President Obama and Mitt Romney have a fundamental misunderstanding of what most Hispanic voters want from them. Without getting into specific policy topics—Hispanics’ political views are as dramatically varied as those of white voters—Hispanics really want to be acknowledged, welcomed in the political arena, listened to and respected.
This is not to say that there isn’t a vocal minority of Hispanic voters who adore Hispandering. They absolutely want candidates who preach to the choir—be it about “Latino empowerment” or immigration—and do it while invoking civil-rights heroes Cesar Chavez or Dolores Huerta. These are the very people falling all over themselves because the Obama campaign just kicked off his “Latinos for Obama” website with a few Spanish campaign ads.
But Obama isn’t the only Hispanderer. Though the president does have about six years worth of Hispanic Heritage Month photo-ops under his belt, Mitt Romney is getting into the spirit as well (maybe he’ll even play up his family’s past experience living in Mexico and start hinting about becoming the first Latino president).
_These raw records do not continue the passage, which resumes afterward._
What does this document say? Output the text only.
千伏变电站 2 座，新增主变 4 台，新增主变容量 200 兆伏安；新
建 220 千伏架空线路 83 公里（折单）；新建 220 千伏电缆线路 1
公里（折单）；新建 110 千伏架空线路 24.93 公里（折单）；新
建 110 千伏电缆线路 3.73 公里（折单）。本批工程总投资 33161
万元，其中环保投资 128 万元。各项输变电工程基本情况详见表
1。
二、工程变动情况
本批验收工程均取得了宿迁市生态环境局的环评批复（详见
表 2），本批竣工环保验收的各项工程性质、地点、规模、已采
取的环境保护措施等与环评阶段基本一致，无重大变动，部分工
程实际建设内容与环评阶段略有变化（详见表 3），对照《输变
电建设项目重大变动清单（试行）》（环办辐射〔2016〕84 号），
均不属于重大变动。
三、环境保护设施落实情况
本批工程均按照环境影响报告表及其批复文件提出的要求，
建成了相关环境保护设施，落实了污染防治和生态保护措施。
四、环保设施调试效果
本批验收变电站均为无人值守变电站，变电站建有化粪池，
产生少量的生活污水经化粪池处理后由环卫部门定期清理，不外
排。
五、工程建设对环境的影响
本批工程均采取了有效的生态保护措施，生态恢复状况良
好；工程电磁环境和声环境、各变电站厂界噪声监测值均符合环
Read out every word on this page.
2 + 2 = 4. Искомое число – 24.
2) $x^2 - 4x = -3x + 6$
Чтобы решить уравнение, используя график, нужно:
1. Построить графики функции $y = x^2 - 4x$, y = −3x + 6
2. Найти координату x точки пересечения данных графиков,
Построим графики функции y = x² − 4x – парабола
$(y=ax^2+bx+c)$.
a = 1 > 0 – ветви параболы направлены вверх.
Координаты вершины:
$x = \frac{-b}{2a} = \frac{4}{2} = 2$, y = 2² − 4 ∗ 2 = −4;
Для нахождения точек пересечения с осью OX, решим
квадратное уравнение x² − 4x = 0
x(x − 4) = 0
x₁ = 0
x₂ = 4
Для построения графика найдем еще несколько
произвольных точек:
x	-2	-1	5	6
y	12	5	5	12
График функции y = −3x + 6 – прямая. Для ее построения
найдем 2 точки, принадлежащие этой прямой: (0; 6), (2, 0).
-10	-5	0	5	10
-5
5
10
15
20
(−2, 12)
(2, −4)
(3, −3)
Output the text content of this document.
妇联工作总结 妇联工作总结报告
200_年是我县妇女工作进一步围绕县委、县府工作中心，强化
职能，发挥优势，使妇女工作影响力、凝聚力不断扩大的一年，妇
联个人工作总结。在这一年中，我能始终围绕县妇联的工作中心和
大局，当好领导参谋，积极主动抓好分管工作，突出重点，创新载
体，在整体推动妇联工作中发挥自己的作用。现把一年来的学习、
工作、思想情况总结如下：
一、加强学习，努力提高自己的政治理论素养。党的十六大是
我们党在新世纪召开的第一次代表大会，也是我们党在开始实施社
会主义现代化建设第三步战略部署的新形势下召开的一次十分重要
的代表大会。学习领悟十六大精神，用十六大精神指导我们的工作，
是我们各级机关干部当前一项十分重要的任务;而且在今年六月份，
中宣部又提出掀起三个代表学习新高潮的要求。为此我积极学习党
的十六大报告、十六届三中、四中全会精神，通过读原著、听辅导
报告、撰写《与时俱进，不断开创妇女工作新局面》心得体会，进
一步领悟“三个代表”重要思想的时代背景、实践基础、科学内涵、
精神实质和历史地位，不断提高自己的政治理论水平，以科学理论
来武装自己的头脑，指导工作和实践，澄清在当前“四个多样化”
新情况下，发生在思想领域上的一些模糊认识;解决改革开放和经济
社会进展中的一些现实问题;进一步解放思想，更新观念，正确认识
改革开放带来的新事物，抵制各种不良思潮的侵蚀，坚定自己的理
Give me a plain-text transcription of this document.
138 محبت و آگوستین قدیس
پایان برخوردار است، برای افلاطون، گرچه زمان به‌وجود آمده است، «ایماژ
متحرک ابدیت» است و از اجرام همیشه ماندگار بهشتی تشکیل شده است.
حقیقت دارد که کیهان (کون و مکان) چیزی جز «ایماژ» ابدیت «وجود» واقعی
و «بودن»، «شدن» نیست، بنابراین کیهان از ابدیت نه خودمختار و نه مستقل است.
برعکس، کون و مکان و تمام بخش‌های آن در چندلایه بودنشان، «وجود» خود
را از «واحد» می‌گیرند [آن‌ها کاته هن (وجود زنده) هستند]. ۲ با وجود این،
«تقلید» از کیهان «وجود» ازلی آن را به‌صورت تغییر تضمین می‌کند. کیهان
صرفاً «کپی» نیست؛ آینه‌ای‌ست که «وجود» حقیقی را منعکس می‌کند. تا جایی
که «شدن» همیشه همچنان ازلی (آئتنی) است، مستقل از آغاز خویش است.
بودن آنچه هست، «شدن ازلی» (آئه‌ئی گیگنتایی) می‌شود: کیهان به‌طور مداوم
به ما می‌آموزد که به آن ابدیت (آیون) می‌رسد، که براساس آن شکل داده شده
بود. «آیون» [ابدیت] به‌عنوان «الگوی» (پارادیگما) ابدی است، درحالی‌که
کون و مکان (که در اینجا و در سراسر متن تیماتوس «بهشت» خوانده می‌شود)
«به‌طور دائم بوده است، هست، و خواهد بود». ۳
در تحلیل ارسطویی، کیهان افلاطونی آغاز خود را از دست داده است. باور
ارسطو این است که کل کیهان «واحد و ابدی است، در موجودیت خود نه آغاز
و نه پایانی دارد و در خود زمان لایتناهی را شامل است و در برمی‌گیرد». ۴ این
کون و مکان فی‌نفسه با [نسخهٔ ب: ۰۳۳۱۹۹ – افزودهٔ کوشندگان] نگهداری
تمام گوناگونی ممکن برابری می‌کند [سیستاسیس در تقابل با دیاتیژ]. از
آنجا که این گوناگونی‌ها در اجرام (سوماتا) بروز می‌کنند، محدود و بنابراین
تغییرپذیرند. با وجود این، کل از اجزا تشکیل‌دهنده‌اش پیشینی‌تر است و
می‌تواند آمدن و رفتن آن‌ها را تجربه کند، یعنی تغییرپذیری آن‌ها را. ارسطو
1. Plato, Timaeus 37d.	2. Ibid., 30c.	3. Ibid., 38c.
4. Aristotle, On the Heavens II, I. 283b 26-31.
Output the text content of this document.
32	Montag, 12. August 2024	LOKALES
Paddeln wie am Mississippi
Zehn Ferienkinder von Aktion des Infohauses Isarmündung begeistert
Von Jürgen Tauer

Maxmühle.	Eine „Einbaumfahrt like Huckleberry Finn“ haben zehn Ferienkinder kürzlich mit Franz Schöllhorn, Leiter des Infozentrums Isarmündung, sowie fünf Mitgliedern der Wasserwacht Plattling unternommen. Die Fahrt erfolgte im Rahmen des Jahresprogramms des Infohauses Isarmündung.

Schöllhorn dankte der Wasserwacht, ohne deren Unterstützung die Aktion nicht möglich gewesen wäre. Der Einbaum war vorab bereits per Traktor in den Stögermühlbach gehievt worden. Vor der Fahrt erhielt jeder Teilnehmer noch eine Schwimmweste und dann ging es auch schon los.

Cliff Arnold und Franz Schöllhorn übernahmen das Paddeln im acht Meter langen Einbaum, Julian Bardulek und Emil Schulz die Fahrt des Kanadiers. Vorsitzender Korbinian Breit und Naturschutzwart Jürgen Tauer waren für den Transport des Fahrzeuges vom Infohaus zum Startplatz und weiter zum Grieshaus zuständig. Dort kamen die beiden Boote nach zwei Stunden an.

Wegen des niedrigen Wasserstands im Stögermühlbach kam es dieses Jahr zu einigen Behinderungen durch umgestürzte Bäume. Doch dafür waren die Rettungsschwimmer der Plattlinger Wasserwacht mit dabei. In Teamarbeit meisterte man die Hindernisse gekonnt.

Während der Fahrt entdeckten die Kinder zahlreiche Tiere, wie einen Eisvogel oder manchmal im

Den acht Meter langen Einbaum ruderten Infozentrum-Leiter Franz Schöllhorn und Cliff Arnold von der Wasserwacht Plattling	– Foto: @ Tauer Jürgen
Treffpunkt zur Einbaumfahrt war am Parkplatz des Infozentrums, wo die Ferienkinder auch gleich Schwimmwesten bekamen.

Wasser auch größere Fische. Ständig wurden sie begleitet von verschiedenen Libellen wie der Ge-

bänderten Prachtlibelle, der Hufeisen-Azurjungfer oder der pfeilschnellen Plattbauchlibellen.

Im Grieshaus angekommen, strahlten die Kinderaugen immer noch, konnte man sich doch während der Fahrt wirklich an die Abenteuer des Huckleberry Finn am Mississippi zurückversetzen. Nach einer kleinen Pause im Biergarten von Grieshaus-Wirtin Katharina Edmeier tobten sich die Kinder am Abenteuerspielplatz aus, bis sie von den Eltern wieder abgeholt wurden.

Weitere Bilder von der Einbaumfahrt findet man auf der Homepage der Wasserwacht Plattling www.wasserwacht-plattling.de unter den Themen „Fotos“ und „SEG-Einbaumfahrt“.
The Republican National Committee has begun fanning out into key swing states to spread the word about how the “GOP is listening to Latinos” as they shape a “new direction” for America. Maybe they’ll even put out some aimed-at-Hispanics campaign ads in English, instead of assuming that if they weren’t in Spanish the bulk of registered Hispanic voters wouldn’t understand them.
Romney’s Hispandering has been subtle. He’s largely stayed mum about wild speculation regarding whether Sen. Marco Rubio of Florida or Gov. Susana Martinez of New Mexico will be his running mate (even though they’ve both said it’s not happening).
Yet just a week ago, Romney started the process of “softening his tone” on illegal immigration—he reportedly told supporters at a fundraiser that he would consider a Republican version of the DREAM Act. It appears he might be distancing himself from Kris Kobach, a leading author of “papers please” legislation adopted by Arizona and Alabama, downgrading him from “adviser” to “supporter.”
But Romney’s detractors aren’t buying it, and Kobach himself is telling reporters that the Romney campaign has confirmed to him that he’s still an adviser and “nothing’s changed.” Which brings us around to immigration, the issue that most people assume Hispanics care about above all others although polls consistently say they don’t. Romney and Obama have little light between them on the matter. Romney wants all the illegal immigrants to go away on their own, and Obama has deported more than a million of them.
Both candidates should vow to drop the subject in favor of focusing wholeheartedly on the economy. After all, there are plenty of other topics to Hispander on. Such a move would actually be more meaningful to the majority of registered Latino voters who care more about jobs and education than immigration anyway.